Teenage health care: your child’s responsibilities
Your child can take responsibility for her health care by:
- going to appointments and telling services when she can’t
- answering questions and giving information about her health in an open and honest way
- letting health professionals know about changed circumstances that might put her health care at risk
- letting health professionals know if she decides to change or stop treatment
- respecting health care staff and other people using services, and thinking about other people’s rights and needs
- taking an active part in her health care decisions and asking questions if she’s not sure about what’s happening to her
- speaking up when she’s not happy about the care she’s getting so that issues can be dealt with quickly and fairly.
Health records and sharing information
All health professionals keep records of appointments. These records are kept confidentially, and there are laws and guidelines about how they’re shared.
Your child’s e-Health record
Australia has a national electronic health (e-Health) record system. Your child can create a secure, personally controlled online summary of his health information.
Your child can control what goes into her record and who has access to it. The e-Health record allows your child and her doctors, hospitals and other health professionals to view and share her health information.
Sharing your child’s health information
So your child can get the best possible health care, health professionals might need to share information with treatment team members.
Health professionals share only information that benefits your child’s treatment and care. The professional will usually ask for your child’s permission to share information. If there are particular things your child doesn’t want to be shared, encourage him to tell the health professional.
In public hospitals relevant health care information can be shared among treating health professionals (without formal consent) when it helps patient care – for example, test results and information about treatments or interventions.
Public hospitals also usually pass on relevant information about treatment to the patient’s GP – for example, information about visits to emergency departments or hospital admissions.
Sharing health information between public and private services or between private health professionals needs your child’s permission.
How teenagers can raise health care concerns
If your child has any concerns about privacy, confidentiality, type of treatment, length of treatment or the way she’s being treated, it’s best if she raises them with the health professional at the time.
If this doesn’t sort out the concern, your child can lodge a complaint through the Australian Health Practitioner Regulation Agency (AHPRA). AHPRA manages the governing boards of many health professions.

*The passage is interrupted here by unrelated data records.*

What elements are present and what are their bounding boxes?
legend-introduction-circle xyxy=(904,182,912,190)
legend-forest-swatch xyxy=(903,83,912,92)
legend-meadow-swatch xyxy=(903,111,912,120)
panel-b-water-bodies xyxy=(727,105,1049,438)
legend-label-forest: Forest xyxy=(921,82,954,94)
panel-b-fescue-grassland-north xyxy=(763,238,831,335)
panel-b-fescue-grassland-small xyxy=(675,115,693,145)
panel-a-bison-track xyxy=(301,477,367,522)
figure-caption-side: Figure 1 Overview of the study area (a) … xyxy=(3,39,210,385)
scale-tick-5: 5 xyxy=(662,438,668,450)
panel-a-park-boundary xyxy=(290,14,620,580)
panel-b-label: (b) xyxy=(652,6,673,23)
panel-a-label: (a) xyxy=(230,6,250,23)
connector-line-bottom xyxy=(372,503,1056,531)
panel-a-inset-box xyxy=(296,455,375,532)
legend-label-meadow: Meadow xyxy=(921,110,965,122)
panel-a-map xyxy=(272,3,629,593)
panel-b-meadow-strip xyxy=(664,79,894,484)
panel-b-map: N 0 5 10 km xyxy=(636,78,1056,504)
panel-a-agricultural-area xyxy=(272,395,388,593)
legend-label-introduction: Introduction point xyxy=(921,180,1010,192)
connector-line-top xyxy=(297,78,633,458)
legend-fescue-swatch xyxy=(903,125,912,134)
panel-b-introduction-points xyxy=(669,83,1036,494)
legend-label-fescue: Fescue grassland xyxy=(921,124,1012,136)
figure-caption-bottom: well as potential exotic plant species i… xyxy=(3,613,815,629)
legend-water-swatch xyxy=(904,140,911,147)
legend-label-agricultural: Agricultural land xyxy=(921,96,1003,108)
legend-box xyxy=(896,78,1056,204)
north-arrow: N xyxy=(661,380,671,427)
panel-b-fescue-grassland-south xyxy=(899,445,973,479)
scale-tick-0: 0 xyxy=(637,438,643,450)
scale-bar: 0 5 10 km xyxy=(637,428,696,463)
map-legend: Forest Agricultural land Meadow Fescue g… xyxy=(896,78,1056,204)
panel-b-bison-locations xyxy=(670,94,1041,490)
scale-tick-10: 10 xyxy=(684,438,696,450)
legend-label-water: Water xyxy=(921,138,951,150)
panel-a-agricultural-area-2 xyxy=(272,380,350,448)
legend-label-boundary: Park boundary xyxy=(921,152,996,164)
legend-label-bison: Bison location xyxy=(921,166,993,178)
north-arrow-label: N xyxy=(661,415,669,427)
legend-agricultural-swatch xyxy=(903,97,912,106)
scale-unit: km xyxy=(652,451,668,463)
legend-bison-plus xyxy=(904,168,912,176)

Your child can also contact the Australian Healthcare Complaints Commissioner for your state or territory. This agency can look into complaints about medical and health care.
Teenagers and Medicare
Medicare is Australia’s universal health care scheme, funded by the Australian Government. It gives all Australian citizens access to a wide range of health services at little or no cost.
You need a Medicare card to get Medicare benefits. Your child can get his own Medicare card when he’s 15, or younger if you ask for it. Your child can also choose to stay on your family Medicare card and have a copy made to keep with him.
Bulk billing is when Medicare pays the whole cost of seeing a health professional, but not all health professionals and services use bulk billing. If your child is making her own medical appointments, remind her to ask if the service or professional bulk bills. If they don’t, your child can ask whether she can get a Medicare rebate.
A Medicare rebate is when you pay a fee to see a health professional and then get part of the fee or the whole fee back from Medicare. Many GPs and specialists reimburse Medicare rebates when you see them, providing you’re registered with Medicare.
There’s often a gap between what health professionals charge and what Medicare pays. This is called a ‘gap fee’ and varies depending on what the health professional charges.